Time is luxury. It’s not something we can afford to waste anymore. And Signature Atelier means a lot of time spent completing a single piece. It also means patience, which is almost a virtue nowadays. To spend 8 to 16 hours just to sew an item, not including the training of people, the adjustments, the conversation with the customer – that is luxury to me.

One of the best things about Signature Atelier is that it allows a conversation with the client, it creates a unique energy around the whole process. You cut that fabric for somebody in particular. From the second the order is placed, it’s a piece that we’re making for X. It comes with a name. And that changes everything.

I think it’s important to state that yes, the Zest piece looks like a corset, but it doesn’t follow a corset construction. We don’t use bones, we only use wires for one model. Those spectacular pieces are really easy to wear, considering they are inspired by something as constricting as corsets can be.

We also found inspiration in shapewear. Translating this into pret-a-porter requires so much attention while sewing. For the Stark series we use a lot of elastic bands. You can only piece them together if you have certain skills.

As a designer, I think such a line requires of you to become much more technical, because the changes are much more subtle, so you have to pay great attention to the technicians you work with and to stay close during the whole process. Because it is not only about the uniqueness of the design, but it is also about how practical and comfortable it is. And you cannot achieve all those things without great technical design.


Celebrities have not only validated the product selection for Signature Atelier, but they also validated a direction of the brand. Pieces such as the Sculpt Bodysuit and Sculpt Bra Top or the Zest Long Dress have received enthusiastic responses since 2015. We are talking about stylists and celebrities who are extremely up to date and who have an immense array of products and brands they can choose from. The fact that they choose us is an essential validation.

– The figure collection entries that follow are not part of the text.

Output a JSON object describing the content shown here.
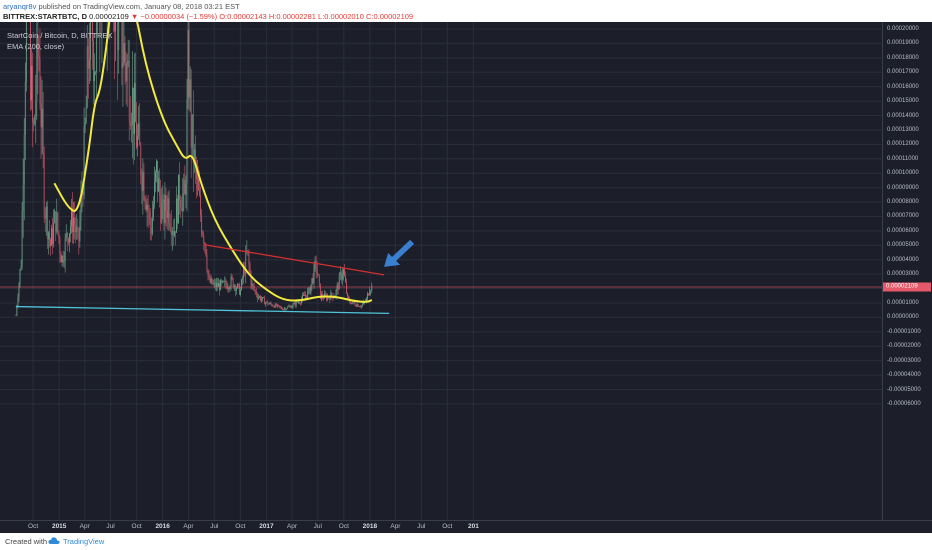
{
  "header": {
    "user": "aryanqr8v",
    "published_text": "published on TradingView.com, January 08, 2018 03:21 EST",
    "symbol": "BITTREX:STARTBTC, D",
    "price": "0.00002109",
    "change": "▼ −0.00000034 (−1.59%)",
    "ohlc": "O:0.00002143 H:0.00002281 L:0.00002010 C:0.00002109"
  },
  "legend": {
    "title": "StartCoin / Bitcoin, D, BITTREX",
    "indicator": "EMA (200, close)"
  },
  "price_scale": {
    "ticks": [
      "0.00020000",
      "0.00019000",
      "0.00018000",
      "0.00017000",
      "0.00016000",
      "0.00015000",
      "0.00014000",
      "0.00013000",
      "0.00012000",
      "0.00011000",
      "0.00010000",
      "0.00009000",
      "0.00008000",
      "0.00007000",
      "0.00006000",
      "0.00005000",
      "0.00004000",
      "0.00003000",
      "0.00002000",
      "0.00001000",
      "0.00000000",
      "-0.00001000",
      "-0.00002000",
      "-0.00003000",
      "-0.00004000",
      "-0.00005000",
      "-0.00006000"
    ],
    "current_price_label": "0.00002109"
  },
  "time_scale": {
    "ticks": [
      {
        "label": "Oct",
        "year": false
      },
      {
        "label": "2015",
        "year": true
      },
      {
        "label": "Apr",
        "year": false
      },
      {
        "label": "Jul",
        "year": false
      },
      {
        "label": "Oct",
        "year": false
      },
      {
        "label": "2016",
        "year": true
      },
      {
        "label": "Apr",
        "year": false
      },
      {
        "label": "Jul",
        "year": false
      },
      {
        "label": "Oct",
        "year": false
      },
      {
        "label": "2017",
        "year": true
      },
      {
        "label": "Apr",
        "year": false
      },
      {
        "label": "Jul",
        "year": false
      },
      {
        "label": "Oct",
        "year": false
      },
      {
        "label": "2018",
        "year": true
      },
      {
        "label": "Apr",
        "year": false
      },
      {
        "label": "Jul",
        "year": false
      },
      {
        "label": "Oct",
        "year": false
      },
      {
        "label": "201",
        "year": true
      }
    ]
  },
  "footer": {
    "created_with": "Created with",
    "brand": "TradingView"
  },
  "colors": {
    "background": "#1c1f2a",
    "ema": "#f2ea3c",
    "resistance_line": "#d32f2f",
    "support_line": "#4fc3d7",
    "arrow": "#3a7fd0",
    "current_price_line": "#e55a6a",
    "candle_up": "#6fa58a",
    "candle_down": "#c85a6a"
  },
  "chart_data": {
    "type": "candlestick",
    "symbol": "StartCoin / Bitcoin",
    "interval": "D",
    "exchange": "BITTREX",
    "ylim": [
      -6e-05,
      0.0002
    ],
    "x_range": [
      "2014-08",
      "2019-01"
    ],
    "current_price": 2.109e-05,
    "price_path": [
      {
        "date": "2014-08-01",
        "value": 1.5e-06
      },
      {
        "date": "2014-08-20",
        "value": 4e-05
      },
      {
        "date": "2014-09-10",
        "value": 0.00025
      },
      {
        "date": "2014-10-01",
        "value": 0.00012
      },
      {
        "date": "2014-10-20",
        "value": 0.00019
      },
      {
        "date": "2014-11-10",
        "value": 8e-05
      },
      {
        "date": "2014-12-01",
        "value": 5e-05
      },
      {
        "date": "2014-12-20",
        "value": 7e-05
      },
      {
        "date": "2015-01-10",
        "value": 4e-05
      },
      {
        "date": "2015-02-01",
        "value": 6e-05
      },
      {
        "date": "2015-02-20",
        "value": 7e-05
      },
      {
        "date": "2015-03-10",
        "value": 5e-05
      },
      {
        "date": "2015-04-01",
        "value": 0.00012
      },
      {
        "date": "2015-04-20",
        "value": 0.00021
      },
      {
        "date": "2015-05-10",
        "value": 0.00018
      },
      {
        "date": "2015-05-25",
        "value": 0.00025
      },
      {
        "date": "2015-07-01",
        "value": 0.00025
      },
      {
        "date": "2015-08-10",
        "value": 0.00019
      },
      {
        "date": "2015-09-10",
        "value": 0.00016
      },
      {
        "date": "2015-10-05",
        "value": 0.00012
      },
      {
        "date": "2015-11-01",
        "value": 9e-05
      },
      {
        "date": "2015-11-20",
        "value": 6e-05
      },
      {
        "date": "2015-12-10",
        "value": 0.0001
      },
      {
        "date": "2016-01-01",
        "value": 7e-05
      },
      {
        "date": "2016-01-20",
        "value": 8e-05
      },
      {
        "date": "2016-02-10",
        "value": 6e-05
      },
      {
        "date": "2016-03-01",
        "value": 9e-05
      },
      {
        "date": "2016-03-20",
        "value": 8e-05
      },
      {
        "date": "2016-04-01",
        "value": 0.000185
      },
      {
        "date": "2016-04-10",
        "value": 0.00013
      },
      {
        "date": "2016-04-25",
        "value": 0.0001
      },
      {
        "date": "2016-05-15",
        "value": 7e-05
      },
      {
        "date": "2016-06-01",
        "value": 5e-05
      },
      {
        "date": "2016-06-10",
        "value": 2.5e-05
      },
      {
        "date": "2016-07-01",
        "value": 2.2e-05
      },
      {
        "date": "2016-08-01",
        "value": 2.2e-05
      },
      {
        "date": "2016-09-01",
        "value": 2.5e-05
      },
      {
        "date": "2016-10-01",
        "value": 1.8e-05
      },
      {
        "date": "2016-10-25",
        "value": 4.5e-05
      },
      {
        "date": "2016-11-10",
        "value": 2.2e-05
      },
      {
        "date": "2016-12-01",
        "value": 1.5e-05
      },
      {
        "date": "2017-01-01",
        "value": 1e-05
      },
      {
        "date": "2017-02-01",
        "value": 8e-06
      },
      {
        "date": "2017-03-01",
        "value": 6e-06
      },
      {
        "date": "2017-04-01",
        "value": 8e-06
      },
      {
        "date": "2017-05-01",
        "value": 1.2e-05
      },
      {
        "date": "2017-06-01",
        "value": 1.8e-05
      },
      {
        "date": "2017-06-25",
        "value": 3.7e-05
      },
      {
        "date": "2017-07-10",
        "value": 1.5e-05
      },
      {
        "date": "2017-08-01",
        "value": 1.4e-05
      },
      {
        "date": "2017-09-01",
        "value": 1.6e-05
      },
      {
        "date": "2017-09-28",
        "value": 3.4e-05
      },
      {
        "date": "2017-10-15",
        "value": 1.2e-05
      },
      {
        "date": "2017-11-01",
        "value": 1e-05
      },
      {
        "date": "2017-12-01",
        "value": 8e-06
      },
      {
        "date": "2017-12-20",
        "value": 1.2e-05
      },
      {
        "date": "2018-01-01",
        "value": 2.2e-05
      },
      {
        "date": "2018-01-08",
        "value": 2.109e-05
      }
    ],
    "ema_200": [
      {
        "date": "2014-12-15",
        "value": 9.3e-05
      },
      {
        "date": "2015-02-01",
        "value": 7.6e-05
      },
      {
        "date": "2015-03-10",
        "value": 7.2e-05
      },
      {
        "date": "2015-04-15",
        "value": 0.000115
      },
      {
        "date": "2015-05-05",
        "value": 0.000148
      },
      {
        "date": "2015-05-25",
        "value": 0.000157
      },
      {
        "date": "2015-06-15",
        "value": 0.000185
      },
      {
        "date": "2015-07-05",
        "value": 0.00022
      },
      {
        "date": "2015-09-20",
        "value": 0.00022
      },
      {
        "date": "2015-11-01",
        "value": 0.000175
      },
      {
        "date": "2016-01-01",
        "value": 0.000137
      },
      {
        "date": "2016-02-20",
        "value": 0.000119
      },
      {
        "date": "2016-03-20",
        "value": 0.000109
      },
      {
        "date": "2016-04-15",
        "value": 0.000114
      },
      {
        "date": "2016-05-15",
        "value": 9.3e-05
      },
      {
        "date": "2016-07-01",
        "value": 6.8e-05
      },
      {
        "date": "2016-09-01",
        "value": 4.7e-05
      },
      {
        "date": "2016-11-01",
        "value": 2.9e-05
      },
      {
        "date": "2017-01-01",
        "value": 1.9e-05
      },
      {
        "date": "2017-03-01",
        "value": 1.2e-05
      },
      {
        "date": "2017-05-01",
        "value": 1.15e-05
      },
      {
        "date": "2017-07-01",
        "value": 1.45e-05
      },
      {
        "date": "2017-09-01",
        "value": 1.45e-05
      },
      {
        "date": "2017-11-01",
        "value": 1.15e-05
      },
      {
        "date": "2017-12-20",
        "value": 1.05e-05
      },
      {
        "date": "2018-01-08",
        "value": 1.2e-05
      }
    ],
    "annotations": [
      {
        "type": "trend_line",
        "name": "resistance",
        "from": {
          "date": "2016-05-25",
          "value": 5.05e-05
        },
        "to": {
          "date": "2018-02-20",
          "value": 2.95e-05
        }
      },
      {
        "type": "trend_line",
        "name": "support",
        "from": {
          "date": "2014-08-01",
          "value": 7.5e-06
        },
        "to": {
          "date": "2018-03-10",
          "value": 2.8e-06
        }
      },
      {
        "type": "arrow",
        "name": "pointer-arrow",
        "at": {
          "date": "2018-02-20",
          "value": 3.5e-05
        }
      }
    ]
  }
}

I, too, have my own personal favorites. The Sculpt Bodysuit obsesses me. I dream of making it in any possible color, according to the desires of every customer. I imagine it with embroidery, I imagine it as a piece of jewelry. We, designers, already took dresses to the next level. But to take the bodysuit to another level… It’s a difficult task, because it’s not as easy to wear as a dress is. But I really want to achieve that.

I also still love the Zest Corset, and I find it extremely powerful. To me, these are pieces that you can discover 25 years from now, in a closet, and they will speak about fashion history. I don’t want it to sound presumptuous, but I believe in them, I personify them, I ignore I made them. It’s pure trust.